Letting AI draft the flow logic

Building this by hand in the designer is tedious, and that’s exactly where an AI assistant earns its keep. I treat Claude or GitHub Copilot like a fast junior engineer: I describe the stages, the approver roles, and the timeout policy, and it drafts the Adaptive Card JSON, the run-after escalation logic, and the expressions for reading outcome and data.decision in seconds. The card above started as an AI draft that I then tightened.
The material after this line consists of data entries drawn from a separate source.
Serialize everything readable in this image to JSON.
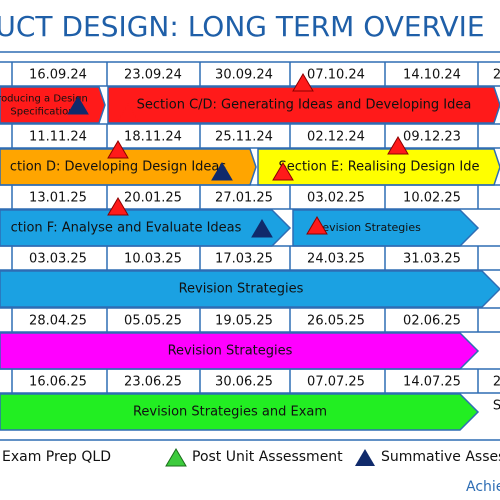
{
  "title": "UCT DESIGN: LONG TERM OVERVIE",
  "rows": [
    {
      "dates": [
        "16.09.24",
        "23.09.24",
        "30.09.24",
        "07.10.24",
        "14.10.24",
        "2"
      ],
      "bars": [
        {
          "lines": [
            "roducing a Design",
            "Specification"
          ]
        },
        {
          "lines": [
            "Section C/D: Generating Ideas and Developing Idea"
          ]
        }
      ]
    },
    {
      "dates": [
        "11.11.24",
        "18.11.24",
        "25.11.24",
        "02.12.24",
        "09.12.23"
      ],
      "bars": [
        {
          "lines": [
            "ction D: Developing Design Ideas"
          ]
        },
        {
          "lines": [
            "Section E: Realising Design Ide"
          ]
        }
      ]
    },
    {
      "dates": [
        "13.01.25",
        "20.01.25",
        "27.01.25",
        "03.02.25",
        "10.02.25"
      ],
      "bars": [
        {
          "lines": [
            "ction F: Analyse and Evaluate Ideas"
          ]
        },
        {
          "lines": [
            "Revision Strategies"
          ]
        }
      ]
    },
    {
      "dates": [
        "03.03.25",
        "10.03.25",
        "17.03.25",
        "24.03.25",
        "31.03.25"
      ],
      "bars": [
        {
          "lines": [
            "Revision Strategies"
          ]
        }
      ]
    },
    {
      "dates": [
        "28.04.25",
        "05.05.25",
        "19.05.25",
        "26.05.25",
        "02.06.25"
      ],
      "bars": [
        {
          "lines": [
            "Revision Strategies"
          ]
        }
      ]
    },
    {
      "dates": [
        "16.06.25",
        "23.06.25",
        "30.06.25",
        "07.07.25",
        "14.07.25",
        "2"
      ],
      "bars": [
        {
          "lines": [
            "Revision Strategies and Exam"
          ]
        }
      ],
      "side": "S"
    }
  ],
  "legend": {
    "exam_prep": "Exam Prep QLD",
    "post_unit": "Post Unit Assessment",
    "summative": "Summative Assess"
  },
  "footer": "Achie"
}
But a junior engineer’s work gets reviewed before it touches a tenant, and so does the model’s. Read every connector’s permission scope before you authorize it — an approval flow that quietly has Sites.ReadWrite.All is a bigger blast radius than the deploy it’s gating. Verify the JSON renders correctly in the Adaptive Cards designer, and confirm the expressions resolve against your real trigger schema. Most importantly, never hand the model real tenant credentials, connection strings, or service principal secrets — it doesn’t need them to write flow logic, and pasting them into any chat is how secrets leak. Keep the AI on the logic; keep yourself on the authorization.
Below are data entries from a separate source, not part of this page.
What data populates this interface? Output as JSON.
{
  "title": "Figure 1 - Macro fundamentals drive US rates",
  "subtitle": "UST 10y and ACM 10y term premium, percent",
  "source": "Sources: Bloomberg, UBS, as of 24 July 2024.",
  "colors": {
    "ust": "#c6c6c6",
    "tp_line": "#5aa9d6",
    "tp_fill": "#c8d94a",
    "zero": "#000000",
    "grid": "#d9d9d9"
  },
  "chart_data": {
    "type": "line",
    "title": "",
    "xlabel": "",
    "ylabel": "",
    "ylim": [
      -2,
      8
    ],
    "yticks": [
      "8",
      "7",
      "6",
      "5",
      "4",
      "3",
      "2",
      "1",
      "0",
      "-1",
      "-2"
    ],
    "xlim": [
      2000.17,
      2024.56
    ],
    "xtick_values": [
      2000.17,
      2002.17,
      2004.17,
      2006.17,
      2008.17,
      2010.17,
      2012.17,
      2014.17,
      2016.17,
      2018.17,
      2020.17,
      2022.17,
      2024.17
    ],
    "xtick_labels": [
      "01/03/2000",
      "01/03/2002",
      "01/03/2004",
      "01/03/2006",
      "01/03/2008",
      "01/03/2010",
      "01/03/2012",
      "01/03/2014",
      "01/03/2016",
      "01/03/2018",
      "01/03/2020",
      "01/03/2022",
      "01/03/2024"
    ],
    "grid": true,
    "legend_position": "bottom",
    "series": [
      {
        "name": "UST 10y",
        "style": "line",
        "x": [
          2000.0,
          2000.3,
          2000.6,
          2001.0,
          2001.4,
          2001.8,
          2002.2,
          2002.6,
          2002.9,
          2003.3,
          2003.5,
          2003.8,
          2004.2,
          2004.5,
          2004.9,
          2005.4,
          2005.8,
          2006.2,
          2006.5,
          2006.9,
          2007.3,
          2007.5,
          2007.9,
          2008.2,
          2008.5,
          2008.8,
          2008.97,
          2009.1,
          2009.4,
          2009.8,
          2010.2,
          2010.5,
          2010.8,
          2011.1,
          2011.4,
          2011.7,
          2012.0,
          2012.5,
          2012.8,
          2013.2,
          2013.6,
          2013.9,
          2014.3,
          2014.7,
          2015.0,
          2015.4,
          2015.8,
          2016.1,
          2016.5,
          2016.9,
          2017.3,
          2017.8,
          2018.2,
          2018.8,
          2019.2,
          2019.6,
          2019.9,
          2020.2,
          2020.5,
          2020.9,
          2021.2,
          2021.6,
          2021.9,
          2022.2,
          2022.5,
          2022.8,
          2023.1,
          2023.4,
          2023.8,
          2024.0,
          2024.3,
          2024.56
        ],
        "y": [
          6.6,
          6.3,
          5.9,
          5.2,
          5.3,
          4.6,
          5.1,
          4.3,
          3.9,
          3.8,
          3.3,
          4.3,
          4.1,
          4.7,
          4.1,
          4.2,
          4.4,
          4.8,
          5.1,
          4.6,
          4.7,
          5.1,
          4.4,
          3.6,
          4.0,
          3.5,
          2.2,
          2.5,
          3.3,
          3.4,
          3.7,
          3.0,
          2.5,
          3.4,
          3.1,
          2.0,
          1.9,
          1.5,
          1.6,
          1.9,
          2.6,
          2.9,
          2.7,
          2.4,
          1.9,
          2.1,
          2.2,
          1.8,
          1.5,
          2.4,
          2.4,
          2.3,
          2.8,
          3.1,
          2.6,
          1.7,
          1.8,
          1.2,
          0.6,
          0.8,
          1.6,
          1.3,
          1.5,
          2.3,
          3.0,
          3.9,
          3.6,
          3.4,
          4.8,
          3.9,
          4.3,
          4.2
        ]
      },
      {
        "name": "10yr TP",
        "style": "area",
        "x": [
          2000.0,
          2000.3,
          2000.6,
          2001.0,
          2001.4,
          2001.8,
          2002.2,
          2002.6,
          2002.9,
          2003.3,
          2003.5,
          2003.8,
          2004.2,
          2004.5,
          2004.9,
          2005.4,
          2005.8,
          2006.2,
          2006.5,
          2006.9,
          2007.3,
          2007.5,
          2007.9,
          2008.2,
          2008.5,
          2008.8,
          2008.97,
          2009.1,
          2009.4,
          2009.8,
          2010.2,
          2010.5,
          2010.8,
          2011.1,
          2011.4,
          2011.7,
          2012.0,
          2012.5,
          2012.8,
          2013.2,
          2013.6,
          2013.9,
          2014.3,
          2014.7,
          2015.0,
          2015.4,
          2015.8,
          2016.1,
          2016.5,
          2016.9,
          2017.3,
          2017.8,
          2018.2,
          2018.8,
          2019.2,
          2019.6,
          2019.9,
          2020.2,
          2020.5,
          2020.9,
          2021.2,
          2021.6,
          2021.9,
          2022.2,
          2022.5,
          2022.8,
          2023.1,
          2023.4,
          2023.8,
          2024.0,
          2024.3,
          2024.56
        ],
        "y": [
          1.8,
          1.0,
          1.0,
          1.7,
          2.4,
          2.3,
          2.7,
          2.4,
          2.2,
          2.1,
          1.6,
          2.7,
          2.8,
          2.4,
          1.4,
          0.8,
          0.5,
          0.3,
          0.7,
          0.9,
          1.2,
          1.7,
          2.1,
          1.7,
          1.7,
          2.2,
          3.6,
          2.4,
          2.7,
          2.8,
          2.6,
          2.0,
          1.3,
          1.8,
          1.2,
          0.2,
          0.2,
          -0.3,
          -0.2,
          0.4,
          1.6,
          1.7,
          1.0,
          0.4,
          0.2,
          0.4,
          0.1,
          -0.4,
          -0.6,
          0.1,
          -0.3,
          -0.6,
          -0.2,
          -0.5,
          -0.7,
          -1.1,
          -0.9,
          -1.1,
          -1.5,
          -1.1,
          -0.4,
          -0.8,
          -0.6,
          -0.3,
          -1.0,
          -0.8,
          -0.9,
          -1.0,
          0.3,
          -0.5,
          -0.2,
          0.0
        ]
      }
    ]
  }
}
If you want a head start, our prompt library and the Teams automation prompt packs include tested prompts for generating Adaptive Cards and approval-flow scaffolding, and the rest of the Microsoft Teams collection covers the surrounding tooling.

Wrapping up

Sequential approvals aren’t more complicated than single ones — they’re just honest about how change control actually works. Chain your approval actions, gate each one with a Condition on outcome, surface the cards where people already work in Teams, capture who decided and why, and never let a flow hang without a timeout and an escalation path. Draft the boring JSON and expressions with AI, then review it like you’d review any junior engineer’s PR before it ships to a tenant. Do that, and your next database migration won’t be stuck on a plane.